Emerge Wisconsin is poised to change that.
Modeled on a national program, the Madison-based nonprofit is training a generation of progressive, Democratic women how to run for public office and win.
“(The program) helped me to consolidate the campaign structure and it helped me to be more effective in my message,” said state Rep. Penny Bernard Schaber, D-Appleton, who completed the training alongside state Sen. Jessica King, D-Oshkosh, in 2007.
The six-month program covers everything from building a field operations team to the fine print of campaign finance, and each class is limited to 25 women, who must apply for a spot in the program.
“It typically (occurs on) Friday night (and) a Saturday,” said Wendy Strout, executive director. “We also house and feed the program members if they need it.”
After her failed 2006 bid for the state Assembly, Bernard Schaber said leaders within the organization reached out to her to offer guidance.

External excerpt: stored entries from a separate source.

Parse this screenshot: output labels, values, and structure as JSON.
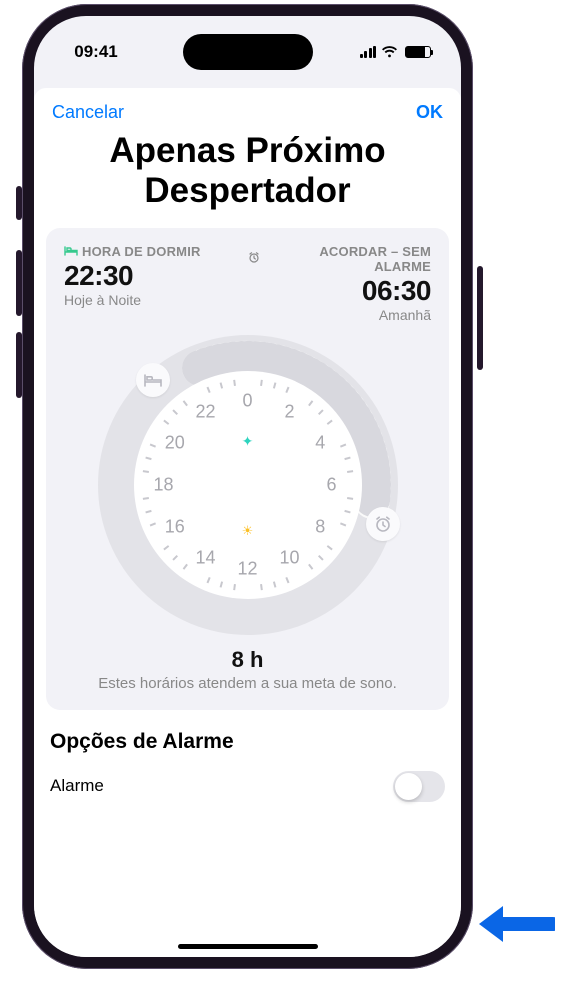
{
  "status": {
    "time": "09:41"
  },
  "header": {
    "cancel": "Cancelar",
    "ok": "OK"
  },
  "title": "Apenas Próximo Despertador",
  "sleep": {
    "bed_label": "HORA DE DORMIR",
    "bed_time": "22:30",
    "bed_sub": "Hoje à Noite",
    "wake_label": "ACORDAR – SEM ALARME",
    "wake_time": "06:30",
    "wake_sub": "Amanhã"
  },
  "dial": {
    "hours": [
      "0",
      "2",
      "4",
      "6",
      "8",
      "10",
      "12",
      "14",
      "16",
      "18",
      "20",
      "22"
    ]
  },
  "summary": {
    "duration": "8 h",
    "note": "Estes horários atendem a sua meta de sono."
  },
  "options": {
    "title": "Opções de Alarme",
    "alarm_label": "Alarme",
    "alarm_on": false
  },
  "colors": {
    "accent": "#007aff"
  }
}
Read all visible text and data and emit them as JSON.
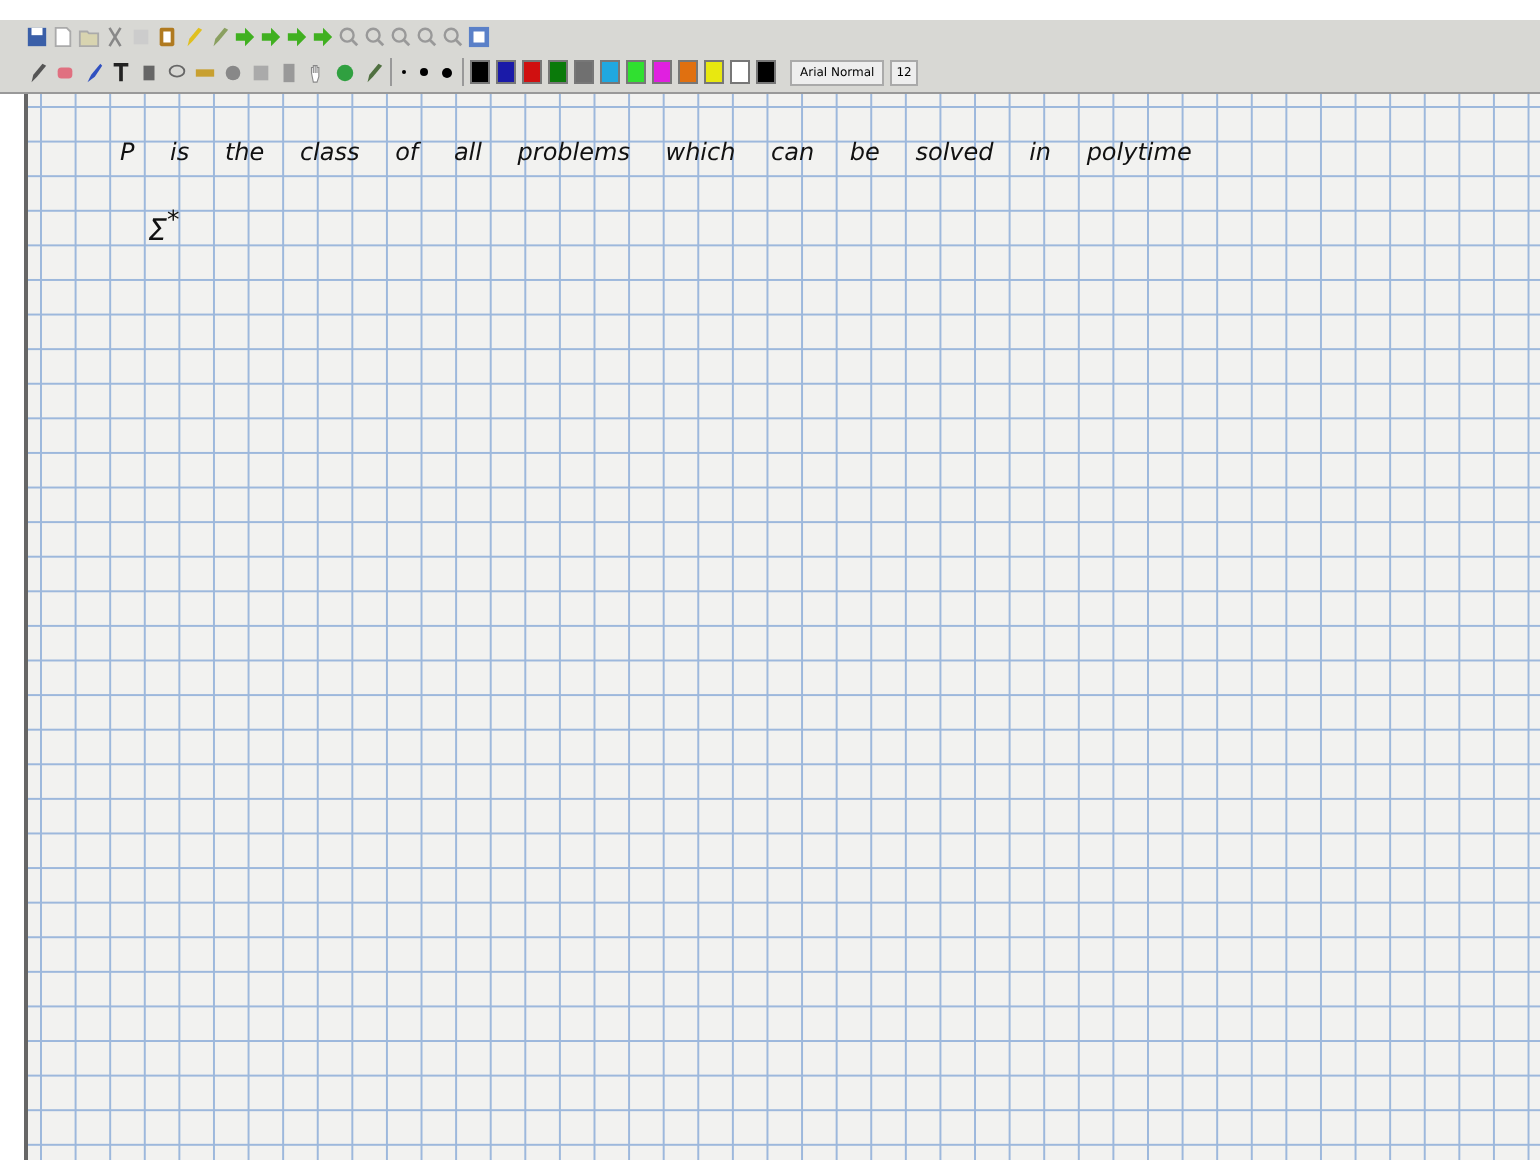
{
  "toolbar": {
    "palette": [
      {
        "color": "#000000",
        "selected": false
      },
      {
        "color": "#1a1aa8",
        "selected": false
      },
      {
        "color": "#d01010",
        "selected": false
      },
      {
        "color": "#0a7a0a",
        "selected": false
      },
      {
        "color": "#707070",
        "selected": false
      },
      {
        "color": "#20a8e0",
        "selected": false
      },
      {
        "color": "#30e030",
        "selected": false
      },
      {
        "color": "#e020e0",
        "selected": false
      },
      {
        "color": "#e07010",
        "selected": false
      },
      {
        "color": "#e8e810",
        "selected": false
      },
      {
        "color": "#ffffff",
        "selected": false
      },
      {
        "color": "#000000",
        "selected": false
      }
    ],
    "font_name": "Arial Normal",
    "font_size": "12"
  },
  "page": {
    "lines": [
      "P is the class of all problems which can be solved in polytime",
      "Σ$^{*}$"
    ]
  }
}
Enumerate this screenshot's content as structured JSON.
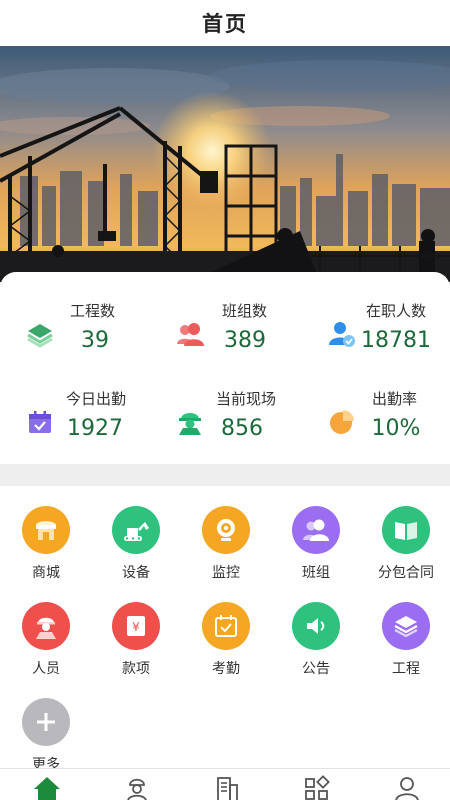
{
  "header": {
    "title": "首页"
  },
  "stats": [
    {
      "label": "工程数",
      "value": "39",
      "icon": "layers-icon"
    },
    {
      "label": "班组数",
      "value": "389",
      "icon": "team-icon"
    },
    {
      "label": "在职人数",
      "value": "18781",
      "icon": "verified-user-icon"
    },
    {
      "label": "今日出勤",
      "value": "1927",
      "icon": "calendar-check-icon"
    },
    {
      "label": "当前现场",
      "value": "856",
      "icon": "hardhat-worker-icon"
    },
    {
      "label": "出勤率",
      "value": "10%",
      "icon": "pie-chart-icon"
    }
  ],
  "grid": [
    {
      "label": "商城",
      "icon": "shop-icon",
      "color": "#f5a623"
    },
    {
      "label": "设备",
      "icon": "excavator-icon",
      "color": "#2ec27e"
    },
    {
      "label": "监控",
      "icon": "camera-icon",
      "color": "#f5a623"
    },
    {
      "label": "班组",
      "icon": "team-icon",
      "color": "#9b6df2"
    },
    {
      "label": "分包合同",
      "icon": "book-icon",
      "color": "#2ec27e"
    },
    {
      "label": "人员",
      "icon": "worker-icon",
      "color": "#f0504c"
    },
    {
      "label": "款项",
      "icon": "money-icon",
      "color": "#f0504c"
    },
    {
      "label": "考勤",
      "icon": "attendance-icon",
      "color": "#f5a623"
    },
    {
      "label": "公告",
      "icon": "speaker-icon",
      "color": "#2ec27e"
    },
    {
      "label": "工程",
      "icon": "layers-icon",
      "color": "#9b6df2"
    },
    {
      "label": "更多",
      "icon": "plus-icon",
      "color": "#b8b8bd"
    }
  ],
  "tabbar": [
    {
      "icon": "home-icon",
      "color": "#1c8c3c"
    },
    {
      "icon": "worker-icon",
      "color": "#555555"
    },
    {
      "icon": "building-icon",
      "color": "#555555"
    },
    {
      "icon": "apps-icon",
      "color": "#555555"
    },
    {
      "icon": "user-icon",
      "color": "#555555"
    }
  ]
}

“They contacted me and said, ‘We know you ran. Do you want us to help teach you how to do a better job?'” Bernard Schaber explained. “They helped me figure out that I did need a campaign manager and that I couldn’t do it all by myself.”
A handful of programs across the country prepare female candidates for the rigors of running for office — notably Maggie’s List, which helps conservative women get elected to federal offices and the “Ready to Run” program by the Center for American Women and Politics — but Emerge Wisconsin is among the most comprehensive.
“This is the first model I’ve seen that is thoroughgoing enough to really be successful,” said former Democratic Lt. Gov. Barbara Lawton, who sits on Emerge Wisconsin’s advisory board.
Lawton said the group also offers female candidates a network of support.
“This is what has been missing,” Lawton said. “Being a candidate is a lonely thing. … Nobody’s neck but yours is out there. (It’s important) to have a network of women who are going through the same thing.”
Lawton said she and other advisory board members — including the only two Wisconsin women ever elected to Congress, U.S. Rep. Tammy Baldwin, D-Madison, and U.S. Rep. Gwen Moore, D-Milwaukee — also provide guidance to the program’s participants.
“We’re available to those women and all of the alumni of that organization are available,” Lawton said. “It is the sense of not only a network, but also a safety net to fall back on when things go awry, which they always will in a campaign.”